If a girl, in her flowering age, had chosen to live like that, she wouldn’t likely have been an easy target for a sex murderer or triggered a serial killing.

Instead of going back to the bureau, Yu went to the hotel where Jasmine had worked, which was located in the Old City area. The Seagull wasn’t a fancy hotel, but because of its convenient location and reasonable price, it had become a “hot choice for budget travelers.” In the crowded lobby, Yu saw a group of foreign students carrying huge knapsacks. The front desk manager appeared professional in his scarlet uniform, speaking fluent English to them. He stammered, however, at the police badge Yu produced. He led Yu into an office, closing the door after them.

“Whatever we talk about here, please don’t let any media people know about the hotel’s connection to the red mandarin dress murders. Or our business will go down the drain. People are superstitious and they won’t stay in a hotel where they think someone has met a violent death.”

“I understand,” Yu said. “Now tell me what you know about her.”

“A good girl, hard-working, easy to get along with. We’re all shocked by her death. If anything, perhaps she worked too hard.”

“I’ve talked to her neighborhood committee. They also told me she worked really hard, and she did not stay much at home. Do you know anything about a possible second job of hers?”

“That I don’t know. She worked overtime here, for which we paid her time and a half. She worked for housekeeping in the morning and helped at the hotel canteen. She worked extra nights too. She had to pay her father’s medical bills. Ours is a hotel capable of housing foreign tourists, so we would rather have trusted employees working here. Our general manager gave her as many hours as she pleased. People like a young pretty girl.”

“People like a young pretty girl-what do you mean?”

“Don’t get me wrong. We do not tolerate any improper service here. A girl of her age could have chosen to work somewhere else-say, a nightclub-for far more money, but she stayed here, working longer hours.”

“Do you know anything about her personal life? For instance, did she have a boyfriend?”

“I don’t know,” the manager said, stammering again. “That’s her private life. She worked hard, as I’ve said, and she did not talk much to her colleagues here.”

“Is it possible that there was anything between her and someone staying at the hotel?”

“Comrade Detective Yu, ours is not a high-end hotel.
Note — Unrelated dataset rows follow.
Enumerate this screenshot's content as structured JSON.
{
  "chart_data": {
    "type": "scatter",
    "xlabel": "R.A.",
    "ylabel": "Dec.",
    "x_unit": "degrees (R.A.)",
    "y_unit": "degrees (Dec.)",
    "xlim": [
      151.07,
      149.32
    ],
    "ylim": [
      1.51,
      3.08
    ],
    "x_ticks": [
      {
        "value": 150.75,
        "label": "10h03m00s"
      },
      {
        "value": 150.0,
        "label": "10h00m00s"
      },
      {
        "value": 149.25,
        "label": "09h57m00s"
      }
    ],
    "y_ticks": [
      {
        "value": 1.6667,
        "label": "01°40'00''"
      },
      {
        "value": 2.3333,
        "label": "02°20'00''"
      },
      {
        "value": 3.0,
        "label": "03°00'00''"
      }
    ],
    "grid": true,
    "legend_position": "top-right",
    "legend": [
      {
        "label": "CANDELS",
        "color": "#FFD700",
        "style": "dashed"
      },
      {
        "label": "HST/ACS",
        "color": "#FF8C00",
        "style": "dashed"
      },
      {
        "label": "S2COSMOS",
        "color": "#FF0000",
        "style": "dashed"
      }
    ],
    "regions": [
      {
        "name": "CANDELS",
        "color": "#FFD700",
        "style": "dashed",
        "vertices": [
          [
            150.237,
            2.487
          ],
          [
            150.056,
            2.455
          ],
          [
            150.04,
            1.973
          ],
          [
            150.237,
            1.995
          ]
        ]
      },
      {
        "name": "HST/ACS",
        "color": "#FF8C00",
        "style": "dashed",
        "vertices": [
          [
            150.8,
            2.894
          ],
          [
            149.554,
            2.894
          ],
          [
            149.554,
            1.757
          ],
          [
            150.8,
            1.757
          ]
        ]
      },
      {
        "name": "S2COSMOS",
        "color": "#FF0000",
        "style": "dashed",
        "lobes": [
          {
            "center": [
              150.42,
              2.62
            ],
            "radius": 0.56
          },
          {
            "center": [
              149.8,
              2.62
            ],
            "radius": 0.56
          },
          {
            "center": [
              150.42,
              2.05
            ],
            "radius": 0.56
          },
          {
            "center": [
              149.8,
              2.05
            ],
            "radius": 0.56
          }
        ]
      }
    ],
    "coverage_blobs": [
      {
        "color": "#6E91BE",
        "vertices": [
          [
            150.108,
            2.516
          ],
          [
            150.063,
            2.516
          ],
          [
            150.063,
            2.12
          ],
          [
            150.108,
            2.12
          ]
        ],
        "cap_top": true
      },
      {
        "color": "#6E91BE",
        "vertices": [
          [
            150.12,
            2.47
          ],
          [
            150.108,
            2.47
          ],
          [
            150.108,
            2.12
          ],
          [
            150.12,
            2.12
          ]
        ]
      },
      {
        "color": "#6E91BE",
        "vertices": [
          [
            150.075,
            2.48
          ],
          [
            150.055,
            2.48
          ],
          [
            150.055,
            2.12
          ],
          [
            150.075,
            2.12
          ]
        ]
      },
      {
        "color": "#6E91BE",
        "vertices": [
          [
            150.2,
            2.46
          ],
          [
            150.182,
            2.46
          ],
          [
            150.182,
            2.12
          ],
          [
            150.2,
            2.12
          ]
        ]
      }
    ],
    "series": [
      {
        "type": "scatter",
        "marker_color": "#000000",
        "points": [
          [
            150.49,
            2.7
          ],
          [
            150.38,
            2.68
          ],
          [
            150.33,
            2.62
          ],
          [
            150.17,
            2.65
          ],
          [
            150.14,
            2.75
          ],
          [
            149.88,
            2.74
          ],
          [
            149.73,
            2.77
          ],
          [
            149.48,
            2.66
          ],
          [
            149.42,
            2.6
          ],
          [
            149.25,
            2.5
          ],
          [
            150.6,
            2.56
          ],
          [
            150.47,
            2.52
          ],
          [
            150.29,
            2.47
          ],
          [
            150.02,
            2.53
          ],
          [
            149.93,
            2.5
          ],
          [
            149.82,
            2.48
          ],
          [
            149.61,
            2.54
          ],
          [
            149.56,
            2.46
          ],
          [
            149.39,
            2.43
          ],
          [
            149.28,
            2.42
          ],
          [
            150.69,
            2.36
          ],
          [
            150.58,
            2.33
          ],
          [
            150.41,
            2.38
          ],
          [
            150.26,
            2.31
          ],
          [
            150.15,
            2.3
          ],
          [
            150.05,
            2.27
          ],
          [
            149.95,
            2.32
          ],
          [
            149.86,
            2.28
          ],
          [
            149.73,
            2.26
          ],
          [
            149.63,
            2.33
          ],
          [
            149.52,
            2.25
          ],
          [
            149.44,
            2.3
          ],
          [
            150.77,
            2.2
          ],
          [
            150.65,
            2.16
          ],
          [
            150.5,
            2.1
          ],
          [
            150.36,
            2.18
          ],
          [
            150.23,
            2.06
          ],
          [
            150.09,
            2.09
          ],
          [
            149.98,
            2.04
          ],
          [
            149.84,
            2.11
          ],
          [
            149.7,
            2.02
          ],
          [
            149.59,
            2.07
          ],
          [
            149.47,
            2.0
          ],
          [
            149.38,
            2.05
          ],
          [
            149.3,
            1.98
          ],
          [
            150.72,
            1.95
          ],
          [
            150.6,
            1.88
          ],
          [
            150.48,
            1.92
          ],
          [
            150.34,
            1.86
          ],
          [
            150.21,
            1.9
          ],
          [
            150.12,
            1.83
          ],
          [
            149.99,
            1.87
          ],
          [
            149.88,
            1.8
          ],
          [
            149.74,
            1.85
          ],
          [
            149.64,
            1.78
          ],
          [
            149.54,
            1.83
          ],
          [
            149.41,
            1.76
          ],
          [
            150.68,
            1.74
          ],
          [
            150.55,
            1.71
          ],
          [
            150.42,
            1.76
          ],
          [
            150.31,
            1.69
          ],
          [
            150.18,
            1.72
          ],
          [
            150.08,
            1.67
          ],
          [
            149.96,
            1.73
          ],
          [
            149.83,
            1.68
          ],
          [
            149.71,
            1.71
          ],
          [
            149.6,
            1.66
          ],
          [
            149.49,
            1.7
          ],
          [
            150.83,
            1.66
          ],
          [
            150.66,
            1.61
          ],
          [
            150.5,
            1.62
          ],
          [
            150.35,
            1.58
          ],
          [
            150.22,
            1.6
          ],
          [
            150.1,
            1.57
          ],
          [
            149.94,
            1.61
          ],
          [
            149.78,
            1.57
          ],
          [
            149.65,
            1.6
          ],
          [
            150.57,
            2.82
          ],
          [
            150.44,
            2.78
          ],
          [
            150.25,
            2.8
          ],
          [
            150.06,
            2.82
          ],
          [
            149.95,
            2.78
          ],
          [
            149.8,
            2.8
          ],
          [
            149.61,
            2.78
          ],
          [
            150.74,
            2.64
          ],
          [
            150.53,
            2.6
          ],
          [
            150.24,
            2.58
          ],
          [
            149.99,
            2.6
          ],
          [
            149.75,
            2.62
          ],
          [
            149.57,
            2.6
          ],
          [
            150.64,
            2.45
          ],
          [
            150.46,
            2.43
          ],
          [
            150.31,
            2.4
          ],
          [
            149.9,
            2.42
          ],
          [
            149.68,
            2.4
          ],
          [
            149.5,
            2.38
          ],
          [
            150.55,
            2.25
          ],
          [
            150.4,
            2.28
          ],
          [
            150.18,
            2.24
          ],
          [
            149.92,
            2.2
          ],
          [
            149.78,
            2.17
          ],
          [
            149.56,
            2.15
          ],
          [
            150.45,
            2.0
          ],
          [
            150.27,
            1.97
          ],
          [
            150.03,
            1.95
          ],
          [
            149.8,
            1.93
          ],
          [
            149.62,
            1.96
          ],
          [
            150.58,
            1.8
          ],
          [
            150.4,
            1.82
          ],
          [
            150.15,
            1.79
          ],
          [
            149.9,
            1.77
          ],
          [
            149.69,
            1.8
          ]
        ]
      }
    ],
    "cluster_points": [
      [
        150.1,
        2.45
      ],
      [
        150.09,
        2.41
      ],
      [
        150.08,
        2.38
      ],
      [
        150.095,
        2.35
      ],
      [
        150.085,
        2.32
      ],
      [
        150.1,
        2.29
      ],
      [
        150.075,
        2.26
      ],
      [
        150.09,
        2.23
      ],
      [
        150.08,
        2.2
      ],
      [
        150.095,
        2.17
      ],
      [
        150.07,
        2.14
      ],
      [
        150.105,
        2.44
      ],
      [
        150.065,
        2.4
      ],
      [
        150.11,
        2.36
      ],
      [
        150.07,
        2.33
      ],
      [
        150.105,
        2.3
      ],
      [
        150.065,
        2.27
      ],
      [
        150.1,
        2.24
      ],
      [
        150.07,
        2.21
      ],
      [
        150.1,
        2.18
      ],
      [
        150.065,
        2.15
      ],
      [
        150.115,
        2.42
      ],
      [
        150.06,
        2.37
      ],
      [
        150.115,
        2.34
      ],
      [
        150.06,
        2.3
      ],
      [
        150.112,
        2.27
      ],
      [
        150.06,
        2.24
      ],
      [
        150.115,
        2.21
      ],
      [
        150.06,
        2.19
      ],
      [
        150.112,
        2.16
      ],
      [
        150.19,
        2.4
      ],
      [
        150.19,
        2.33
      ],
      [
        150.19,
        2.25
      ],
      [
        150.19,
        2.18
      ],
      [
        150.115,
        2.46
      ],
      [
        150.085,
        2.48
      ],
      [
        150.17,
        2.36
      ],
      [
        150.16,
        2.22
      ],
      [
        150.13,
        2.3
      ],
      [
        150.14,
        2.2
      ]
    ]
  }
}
And the people staying here are no Big Bucks. They come for a convenient location at a reasonable price, not for…companionship.”

“We have to ask all sorts of questions, Comrade Manager,” Yu said. “Here is my card. If you can think of anything else, please contact me.”

The visit to the hotel yielded little new information. If anything, it only confirmed his impression that a girl like Jasmine probably wouldn’t have set off a lust killer who happened to cross her path, either by the grubby lane or at the shabby hotel.